Foreign exchange (FOREX)
Any type of financial instrument that is used to make payments between countries is considered foreign exchange. The list of instruments includes electronic transactions, paper currency, checks, and signed, written orders called bills of exchange.

Forward Contract
An agreement for the future delivery of the underlying commodity or security at a specified price at the end of a designated period of time. Unlike a future contract, a forward contract is traded over the counter and its terms are negotiated individually. There is no clearing house for forward contracts, and the secondary market may be non-existent or thin.

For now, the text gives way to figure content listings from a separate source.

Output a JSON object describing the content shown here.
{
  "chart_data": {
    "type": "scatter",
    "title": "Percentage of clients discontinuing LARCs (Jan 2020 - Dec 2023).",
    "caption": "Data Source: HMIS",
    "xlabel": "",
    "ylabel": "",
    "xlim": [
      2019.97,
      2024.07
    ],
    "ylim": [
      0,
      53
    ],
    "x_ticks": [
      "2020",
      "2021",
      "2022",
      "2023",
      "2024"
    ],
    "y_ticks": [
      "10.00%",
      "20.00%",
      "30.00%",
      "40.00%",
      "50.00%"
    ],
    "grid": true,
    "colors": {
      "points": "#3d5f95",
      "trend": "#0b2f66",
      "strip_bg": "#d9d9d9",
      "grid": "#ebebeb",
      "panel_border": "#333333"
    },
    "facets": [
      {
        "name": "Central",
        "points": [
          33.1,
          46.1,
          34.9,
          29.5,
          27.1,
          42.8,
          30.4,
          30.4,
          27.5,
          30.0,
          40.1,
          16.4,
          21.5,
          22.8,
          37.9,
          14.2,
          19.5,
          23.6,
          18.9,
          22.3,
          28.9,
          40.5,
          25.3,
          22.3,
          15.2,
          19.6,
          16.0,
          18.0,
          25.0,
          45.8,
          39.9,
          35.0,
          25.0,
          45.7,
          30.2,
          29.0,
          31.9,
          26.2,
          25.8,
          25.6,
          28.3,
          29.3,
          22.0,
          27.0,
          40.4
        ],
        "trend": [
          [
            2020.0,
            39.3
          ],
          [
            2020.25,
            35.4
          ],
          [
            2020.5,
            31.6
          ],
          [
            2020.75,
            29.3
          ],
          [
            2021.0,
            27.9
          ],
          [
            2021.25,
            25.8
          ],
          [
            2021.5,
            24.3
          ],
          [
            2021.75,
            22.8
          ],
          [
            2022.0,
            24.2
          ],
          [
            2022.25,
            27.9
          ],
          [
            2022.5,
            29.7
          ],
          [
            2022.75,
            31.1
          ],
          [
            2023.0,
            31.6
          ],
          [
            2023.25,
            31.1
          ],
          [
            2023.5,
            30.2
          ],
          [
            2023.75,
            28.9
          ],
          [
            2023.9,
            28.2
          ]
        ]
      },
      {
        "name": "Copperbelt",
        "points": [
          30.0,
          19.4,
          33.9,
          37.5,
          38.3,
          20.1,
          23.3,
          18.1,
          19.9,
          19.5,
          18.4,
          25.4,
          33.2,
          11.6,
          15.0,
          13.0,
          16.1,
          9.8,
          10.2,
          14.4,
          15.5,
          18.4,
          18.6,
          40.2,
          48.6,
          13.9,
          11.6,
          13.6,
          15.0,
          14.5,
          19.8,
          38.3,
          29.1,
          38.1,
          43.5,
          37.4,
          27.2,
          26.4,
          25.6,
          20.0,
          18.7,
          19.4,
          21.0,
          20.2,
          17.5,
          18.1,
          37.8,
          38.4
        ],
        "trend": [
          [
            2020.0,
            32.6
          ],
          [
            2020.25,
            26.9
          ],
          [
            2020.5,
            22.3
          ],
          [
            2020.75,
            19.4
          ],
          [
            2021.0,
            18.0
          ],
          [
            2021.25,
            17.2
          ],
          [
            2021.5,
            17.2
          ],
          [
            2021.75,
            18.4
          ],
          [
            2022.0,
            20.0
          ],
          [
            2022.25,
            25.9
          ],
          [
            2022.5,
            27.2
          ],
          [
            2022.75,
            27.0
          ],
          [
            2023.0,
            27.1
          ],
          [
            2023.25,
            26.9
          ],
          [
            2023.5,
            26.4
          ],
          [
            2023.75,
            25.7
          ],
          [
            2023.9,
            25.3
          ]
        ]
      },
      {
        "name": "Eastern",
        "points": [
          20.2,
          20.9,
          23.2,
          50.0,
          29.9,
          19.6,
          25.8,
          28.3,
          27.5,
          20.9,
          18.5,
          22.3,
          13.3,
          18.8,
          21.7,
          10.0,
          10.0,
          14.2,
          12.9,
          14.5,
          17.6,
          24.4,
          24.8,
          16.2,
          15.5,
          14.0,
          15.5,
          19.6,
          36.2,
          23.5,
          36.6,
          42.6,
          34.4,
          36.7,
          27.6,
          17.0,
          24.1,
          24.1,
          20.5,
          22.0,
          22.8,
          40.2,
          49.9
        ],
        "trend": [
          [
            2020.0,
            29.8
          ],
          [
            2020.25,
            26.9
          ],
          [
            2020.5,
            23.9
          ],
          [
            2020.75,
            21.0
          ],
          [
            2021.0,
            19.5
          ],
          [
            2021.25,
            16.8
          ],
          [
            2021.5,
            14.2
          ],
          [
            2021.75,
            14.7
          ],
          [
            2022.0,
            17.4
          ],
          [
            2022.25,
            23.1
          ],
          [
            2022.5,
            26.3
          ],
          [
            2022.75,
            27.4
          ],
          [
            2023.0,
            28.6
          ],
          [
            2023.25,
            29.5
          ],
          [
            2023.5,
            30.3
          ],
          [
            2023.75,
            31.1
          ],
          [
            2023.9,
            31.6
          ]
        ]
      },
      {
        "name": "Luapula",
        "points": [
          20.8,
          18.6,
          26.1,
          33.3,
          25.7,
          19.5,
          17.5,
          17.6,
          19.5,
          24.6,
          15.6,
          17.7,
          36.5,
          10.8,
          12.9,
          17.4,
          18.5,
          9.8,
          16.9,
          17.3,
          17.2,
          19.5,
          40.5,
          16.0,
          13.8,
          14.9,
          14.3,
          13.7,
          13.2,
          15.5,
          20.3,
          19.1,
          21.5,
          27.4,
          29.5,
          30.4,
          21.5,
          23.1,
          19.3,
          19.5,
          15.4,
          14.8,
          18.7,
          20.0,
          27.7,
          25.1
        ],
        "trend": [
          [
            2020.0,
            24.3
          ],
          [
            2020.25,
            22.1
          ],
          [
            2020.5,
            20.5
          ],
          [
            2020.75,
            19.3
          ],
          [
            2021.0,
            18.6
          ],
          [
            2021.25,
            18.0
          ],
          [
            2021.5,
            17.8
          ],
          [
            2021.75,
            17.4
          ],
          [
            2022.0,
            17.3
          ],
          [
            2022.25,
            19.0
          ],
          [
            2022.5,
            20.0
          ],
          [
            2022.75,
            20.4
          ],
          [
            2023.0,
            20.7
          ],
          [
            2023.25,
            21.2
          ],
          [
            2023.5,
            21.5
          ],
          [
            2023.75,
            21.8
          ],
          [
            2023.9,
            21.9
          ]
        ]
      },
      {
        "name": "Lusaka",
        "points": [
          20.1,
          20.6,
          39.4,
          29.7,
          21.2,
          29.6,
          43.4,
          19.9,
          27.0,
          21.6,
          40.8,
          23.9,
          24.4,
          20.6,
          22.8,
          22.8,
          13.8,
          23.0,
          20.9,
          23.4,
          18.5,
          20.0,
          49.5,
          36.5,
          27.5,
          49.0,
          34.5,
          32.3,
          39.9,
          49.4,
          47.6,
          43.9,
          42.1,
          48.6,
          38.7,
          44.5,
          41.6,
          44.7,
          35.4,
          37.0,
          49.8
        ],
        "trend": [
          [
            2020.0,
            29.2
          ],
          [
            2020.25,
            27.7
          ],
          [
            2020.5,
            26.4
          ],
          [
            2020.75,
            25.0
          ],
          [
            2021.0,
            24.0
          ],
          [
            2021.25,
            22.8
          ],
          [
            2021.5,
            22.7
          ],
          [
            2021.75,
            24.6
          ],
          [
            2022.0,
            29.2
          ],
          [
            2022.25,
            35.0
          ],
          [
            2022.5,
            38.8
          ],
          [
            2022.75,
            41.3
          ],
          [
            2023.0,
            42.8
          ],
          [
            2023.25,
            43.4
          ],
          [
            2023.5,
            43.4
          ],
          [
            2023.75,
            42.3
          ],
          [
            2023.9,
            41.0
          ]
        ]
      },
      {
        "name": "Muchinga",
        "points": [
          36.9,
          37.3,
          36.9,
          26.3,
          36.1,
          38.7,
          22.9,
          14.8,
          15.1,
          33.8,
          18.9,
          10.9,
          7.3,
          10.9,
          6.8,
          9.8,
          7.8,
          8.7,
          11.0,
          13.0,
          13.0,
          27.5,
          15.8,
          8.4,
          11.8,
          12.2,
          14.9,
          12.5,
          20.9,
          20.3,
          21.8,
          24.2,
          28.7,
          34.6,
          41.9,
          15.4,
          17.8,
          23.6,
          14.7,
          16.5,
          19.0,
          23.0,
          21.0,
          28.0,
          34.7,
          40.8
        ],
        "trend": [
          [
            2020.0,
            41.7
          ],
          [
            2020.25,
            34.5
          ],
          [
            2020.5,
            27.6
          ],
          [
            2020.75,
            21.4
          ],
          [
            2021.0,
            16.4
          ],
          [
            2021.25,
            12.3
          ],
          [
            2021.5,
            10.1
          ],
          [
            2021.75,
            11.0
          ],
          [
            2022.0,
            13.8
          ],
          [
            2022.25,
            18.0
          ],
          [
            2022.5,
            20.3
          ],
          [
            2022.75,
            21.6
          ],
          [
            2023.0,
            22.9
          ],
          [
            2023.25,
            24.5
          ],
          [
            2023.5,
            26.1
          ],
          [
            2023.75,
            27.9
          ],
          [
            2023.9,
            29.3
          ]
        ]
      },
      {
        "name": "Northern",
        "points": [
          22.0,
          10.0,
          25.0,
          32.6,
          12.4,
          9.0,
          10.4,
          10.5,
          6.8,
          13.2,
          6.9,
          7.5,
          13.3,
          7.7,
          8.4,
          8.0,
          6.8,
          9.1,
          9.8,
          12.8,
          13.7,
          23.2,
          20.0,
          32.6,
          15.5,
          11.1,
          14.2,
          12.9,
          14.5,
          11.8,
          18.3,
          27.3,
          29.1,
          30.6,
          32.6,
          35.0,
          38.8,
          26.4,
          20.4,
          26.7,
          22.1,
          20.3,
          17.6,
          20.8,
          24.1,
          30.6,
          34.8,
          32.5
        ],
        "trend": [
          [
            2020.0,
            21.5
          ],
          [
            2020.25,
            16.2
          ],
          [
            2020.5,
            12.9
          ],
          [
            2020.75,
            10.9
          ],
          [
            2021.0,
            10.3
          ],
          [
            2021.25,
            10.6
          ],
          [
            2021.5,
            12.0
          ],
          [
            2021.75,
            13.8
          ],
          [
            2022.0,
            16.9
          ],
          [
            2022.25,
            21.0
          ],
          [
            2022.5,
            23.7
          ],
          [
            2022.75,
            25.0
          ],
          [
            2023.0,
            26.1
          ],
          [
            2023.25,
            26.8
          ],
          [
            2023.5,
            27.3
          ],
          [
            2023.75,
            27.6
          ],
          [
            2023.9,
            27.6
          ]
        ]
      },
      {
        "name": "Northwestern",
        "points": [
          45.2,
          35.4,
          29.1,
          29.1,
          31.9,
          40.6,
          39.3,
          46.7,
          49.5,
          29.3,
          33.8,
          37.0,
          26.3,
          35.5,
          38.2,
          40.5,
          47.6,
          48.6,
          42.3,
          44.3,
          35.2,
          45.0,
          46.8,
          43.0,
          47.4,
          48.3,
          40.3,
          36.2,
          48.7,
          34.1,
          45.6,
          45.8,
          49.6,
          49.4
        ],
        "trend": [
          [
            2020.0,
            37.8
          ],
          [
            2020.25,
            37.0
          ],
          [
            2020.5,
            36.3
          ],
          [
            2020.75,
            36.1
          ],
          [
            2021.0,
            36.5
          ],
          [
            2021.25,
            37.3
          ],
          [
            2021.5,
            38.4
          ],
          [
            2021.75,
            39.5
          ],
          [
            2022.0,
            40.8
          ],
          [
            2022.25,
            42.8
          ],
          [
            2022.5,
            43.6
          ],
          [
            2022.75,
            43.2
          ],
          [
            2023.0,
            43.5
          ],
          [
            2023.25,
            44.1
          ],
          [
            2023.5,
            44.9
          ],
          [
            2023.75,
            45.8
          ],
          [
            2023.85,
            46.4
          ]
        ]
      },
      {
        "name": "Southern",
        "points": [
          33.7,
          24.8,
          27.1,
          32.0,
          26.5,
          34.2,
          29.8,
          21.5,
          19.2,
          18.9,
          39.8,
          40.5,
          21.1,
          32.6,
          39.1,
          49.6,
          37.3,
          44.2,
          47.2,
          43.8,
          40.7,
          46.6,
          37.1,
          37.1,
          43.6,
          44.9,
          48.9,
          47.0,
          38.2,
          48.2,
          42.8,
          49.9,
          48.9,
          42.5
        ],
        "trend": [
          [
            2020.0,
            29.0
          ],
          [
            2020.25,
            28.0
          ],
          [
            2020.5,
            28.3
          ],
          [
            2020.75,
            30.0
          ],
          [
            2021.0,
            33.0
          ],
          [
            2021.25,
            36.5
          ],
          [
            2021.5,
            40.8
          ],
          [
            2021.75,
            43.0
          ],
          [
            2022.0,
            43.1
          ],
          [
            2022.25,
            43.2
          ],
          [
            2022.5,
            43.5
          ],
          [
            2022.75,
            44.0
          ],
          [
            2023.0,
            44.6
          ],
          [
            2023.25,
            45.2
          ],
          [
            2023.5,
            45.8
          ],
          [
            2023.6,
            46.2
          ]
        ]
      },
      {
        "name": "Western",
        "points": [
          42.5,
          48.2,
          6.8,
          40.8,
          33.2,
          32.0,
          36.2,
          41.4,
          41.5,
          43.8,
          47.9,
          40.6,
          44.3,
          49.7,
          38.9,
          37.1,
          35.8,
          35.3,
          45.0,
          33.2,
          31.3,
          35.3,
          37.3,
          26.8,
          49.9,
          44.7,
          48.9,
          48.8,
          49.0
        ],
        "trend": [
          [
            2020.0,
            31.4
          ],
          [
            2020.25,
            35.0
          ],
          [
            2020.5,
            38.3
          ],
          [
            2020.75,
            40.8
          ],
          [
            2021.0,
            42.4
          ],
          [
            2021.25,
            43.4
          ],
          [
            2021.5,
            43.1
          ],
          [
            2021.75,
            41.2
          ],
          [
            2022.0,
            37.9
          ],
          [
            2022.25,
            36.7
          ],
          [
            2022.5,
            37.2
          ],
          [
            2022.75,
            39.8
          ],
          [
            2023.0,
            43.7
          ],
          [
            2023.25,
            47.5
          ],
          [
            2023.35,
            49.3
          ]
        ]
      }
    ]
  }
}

Forward price-to-earnings (forward P/E)
Share analysts calculate a forward price-to-earnings ratio (forward P/E) by dividing a share's current price by estimated future earnings per share. Some forward P/Es are calculated based on estimated earnings for the next four quarters. Others use actual earnings from the past two quarters with estimated earnings for the next two. Unlike a P/E ratio based exclusively on past performance, sometimes described as a trailing P/E, a forward P/E may help you evaluate the current price of a share in relation to what you can reasonably expect to happen in the near future. For example, a share whose current price seems high in relation to the last year's earnings may seem more reasonably priced if earnings estimates are higher for the next year. On the other hand, the expectation of lower future earnings may make the current price higher than you are willing to pay.

Front-end load
When you purchase shares or units of a mutual fund, you may have to pay a load, or sales charge. If you pay the charge when you make the purchase, it's called a front-end load.

Frontrunning
If you buy or sell a share, share option, or other investment because you know that an upcoming transaction is likely to affect the market price of the investment, you're frontrunning. Because frontrunning, sometimes known as forward trading, relies on information that isn't available to the general public, it's considered unethical and is illegal, in certain circumstances

Fundamental analysis
Fundamental analysis is one of two primary methods for analyzing a share's potential return. It involves assessing a corporation's financial history and current standing, including earnings, sales, and management, as well as the strength of the corporation's products or services in the marketplace. A fundamental analyst uses these details as well as the current state of the economy to assess whether the share is likely to increase or decrease in value in the short- and long-term, and whether its current price is an accurate reflection of its value.

Fungible
When two or more things are interchangeable, can be substituted for each other, or are of equal value, they are described as fungible. For example, shares issued by the same company are fungible at any point in time since they have the same value no matter who owns them. On the other hand, multiple classes of the same share may not be fungible. For example, in some markets citizens of the country are eligible to buy one class of share and non-citizens a different class. Typically, the shares have different prices and may not be exchanged for each other.

Futures Contract
An exchange traded contract generally calling for delivery of a specified amount of a particular financial instrument at a fixed date in the future. Contracts are highly standardized and traders need only agree on the price and number of contracts traded.